"Können Leute nicht mehr unterbringen"

Mehr Flüchtlinge als 2015 bringen Sinsheim an "Anschlag"

Die Anzahl übersteigt das Niveau von vor acht Jahren. Die Belegung von Gemeindehallen soll vermieden werden.

27.10.2022 UPDATE: 27.10.2022 06:00 Uhr 4 Minuten, 41 Sekunden
„Zufallsimmobilien“ wie die Sidlerschule haben in Sinsheim die Notlage der vergangenen Monate entzerrt. Foto: Tim Kegel

Von Tim Kegel

Sinsheim. Die Zahl der Menschen, die aus anderen Staaten ins Land, den Kreis und schließlich nach Sinsheim kommen und dort untergebracht werden sollen, liegt deutlich über jener der Flüchtlingskrise der Jahre 2015 und folgenden. "Wir sind am Anschlag und eigentlich darüber hinaus", heißt es von Oberbürgermeister Jörg Albrecht. "Wir können Leute nicht mehr unterbringen", klagt Karin Blum vom Amt für Gebäudemanagement. Dass bald öffentliche Einrichtungen belegt werden könnten, sei "wahrscheinlicher als nicht". Im Ordnungsamt habe man "zusätzliche Schränke einbauen müssen", um die neu angelegten Akten aufzunehmen, verbildlicht Amtsleiter Florian Zangl die Lage.

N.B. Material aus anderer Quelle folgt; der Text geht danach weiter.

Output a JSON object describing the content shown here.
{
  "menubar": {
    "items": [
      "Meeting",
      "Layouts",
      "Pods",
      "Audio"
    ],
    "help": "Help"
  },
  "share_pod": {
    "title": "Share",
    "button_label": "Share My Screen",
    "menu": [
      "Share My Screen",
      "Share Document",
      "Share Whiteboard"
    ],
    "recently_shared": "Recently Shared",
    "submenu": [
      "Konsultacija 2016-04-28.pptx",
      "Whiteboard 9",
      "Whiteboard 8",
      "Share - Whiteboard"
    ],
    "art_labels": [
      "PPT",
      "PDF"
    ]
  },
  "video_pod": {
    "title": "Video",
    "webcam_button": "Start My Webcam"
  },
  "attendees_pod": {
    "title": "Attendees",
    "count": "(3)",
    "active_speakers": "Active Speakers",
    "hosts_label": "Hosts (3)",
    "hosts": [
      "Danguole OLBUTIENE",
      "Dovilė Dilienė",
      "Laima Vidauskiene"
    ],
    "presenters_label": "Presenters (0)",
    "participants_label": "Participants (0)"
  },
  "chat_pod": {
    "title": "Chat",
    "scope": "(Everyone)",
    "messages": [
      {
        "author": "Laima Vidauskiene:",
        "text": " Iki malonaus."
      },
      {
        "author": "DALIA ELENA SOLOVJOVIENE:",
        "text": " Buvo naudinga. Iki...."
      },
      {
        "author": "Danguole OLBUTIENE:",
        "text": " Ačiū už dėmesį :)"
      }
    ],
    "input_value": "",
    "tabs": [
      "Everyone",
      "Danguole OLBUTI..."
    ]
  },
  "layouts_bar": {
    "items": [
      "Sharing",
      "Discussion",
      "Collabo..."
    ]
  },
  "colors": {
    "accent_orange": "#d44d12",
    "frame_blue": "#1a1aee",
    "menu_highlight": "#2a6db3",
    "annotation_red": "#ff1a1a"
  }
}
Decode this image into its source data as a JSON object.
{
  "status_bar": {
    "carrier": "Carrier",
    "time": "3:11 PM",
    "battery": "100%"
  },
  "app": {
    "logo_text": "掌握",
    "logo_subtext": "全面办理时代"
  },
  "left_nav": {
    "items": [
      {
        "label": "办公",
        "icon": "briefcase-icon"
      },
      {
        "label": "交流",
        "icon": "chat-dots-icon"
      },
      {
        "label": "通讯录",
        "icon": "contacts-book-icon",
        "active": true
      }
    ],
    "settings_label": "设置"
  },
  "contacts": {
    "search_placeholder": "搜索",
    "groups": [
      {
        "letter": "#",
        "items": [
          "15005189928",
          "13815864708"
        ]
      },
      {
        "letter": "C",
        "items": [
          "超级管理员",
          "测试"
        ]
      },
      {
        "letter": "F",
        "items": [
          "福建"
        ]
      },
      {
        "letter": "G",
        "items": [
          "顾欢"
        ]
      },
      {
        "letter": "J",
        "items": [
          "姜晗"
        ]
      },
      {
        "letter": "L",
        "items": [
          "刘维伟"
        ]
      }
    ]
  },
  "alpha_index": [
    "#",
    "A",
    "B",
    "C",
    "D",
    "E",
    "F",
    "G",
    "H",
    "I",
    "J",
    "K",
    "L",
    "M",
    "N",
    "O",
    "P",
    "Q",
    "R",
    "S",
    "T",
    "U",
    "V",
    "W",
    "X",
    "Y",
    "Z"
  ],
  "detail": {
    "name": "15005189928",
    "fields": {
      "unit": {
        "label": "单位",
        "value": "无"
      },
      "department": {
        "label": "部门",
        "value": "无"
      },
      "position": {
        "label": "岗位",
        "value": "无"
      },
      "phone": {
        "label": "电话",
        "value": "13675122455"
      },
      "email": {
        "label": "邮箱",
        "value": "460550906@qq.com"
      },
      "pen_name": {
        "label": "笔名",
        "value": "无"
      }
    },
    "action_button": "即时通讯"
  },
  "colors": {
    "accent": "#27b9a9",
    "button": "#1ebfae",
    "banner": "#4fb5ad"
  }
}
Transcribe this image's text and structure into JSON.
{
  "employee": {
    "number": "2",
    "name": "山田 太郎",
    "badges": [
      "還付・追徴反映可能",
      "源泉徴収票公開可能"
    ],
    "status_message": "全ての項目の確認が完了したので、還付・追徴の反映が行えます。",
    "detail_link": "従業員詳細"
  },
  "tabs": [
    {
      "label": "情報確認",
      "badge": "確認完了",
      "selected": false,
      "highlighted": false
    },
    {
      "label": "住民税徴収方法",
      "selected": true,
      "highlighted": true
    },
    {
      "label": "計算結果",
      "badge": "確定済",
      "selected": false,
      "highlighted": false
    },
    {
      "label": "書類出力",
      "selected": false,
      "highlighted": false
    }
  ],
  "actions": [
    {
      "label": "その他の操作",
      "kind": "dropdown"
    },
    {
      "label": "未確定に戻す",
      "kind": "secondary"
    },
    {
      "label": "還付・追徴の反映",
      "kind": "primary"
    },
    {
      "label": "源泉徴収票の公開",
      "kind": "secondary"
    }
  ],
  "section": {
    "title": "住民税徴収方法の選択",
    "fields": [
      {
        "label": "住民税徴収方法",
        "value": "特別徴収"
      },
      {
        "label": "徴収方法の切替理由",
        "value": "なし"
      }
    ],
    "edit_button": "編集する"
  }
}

Die Unterbringung von Einwanderern ist auch eins der Themen eines Positionspapiers des Gemeindetags – von Insidern "Brandbrief" genannt –, das der Redaktion im Entwurf vorliegt: Darin schreiben Bürger- und Oberbürgermeister im Land, "die Zugangszahlen steigen dramatisch an; nicht nur aus der Ukraine". Auch die Zahl anderer Asylsuchender erreiche "zwischenzeitlich das Niveau von 2015". Haupt-Herkunftsländer der in Baden-Württemberg ankommenden Geflüchteten sind laut Regierungspräsidium Karlsruhe – neben der rechtlich anders eingestuften Ukraine – Syrien mit 31 Prozent, die Türkei mit 24 Prozent, Afghanistan mit zehn Prozent, Nordmazedonien mit neun und Irak mit vier Prozent.

"Sehr dynamisch" nennt auch Landratsamt-Sprecher Ralph Adameit die Lage; konkrete Zugangszahlen, etwa ein Monats-Schnitt, könnten "insbesondere mit Blick auf Zugänge aus der Ukraine" nicht prognostiziert werden. Derzeit sei lediglich bekannt, dass "dem Kreis 118 Asylsuchende im Monat Oktober zugewiesen werden" würden. Nicht eingerechnet: Personen aus der Ukraine "sowie afghanische Ortskräfte".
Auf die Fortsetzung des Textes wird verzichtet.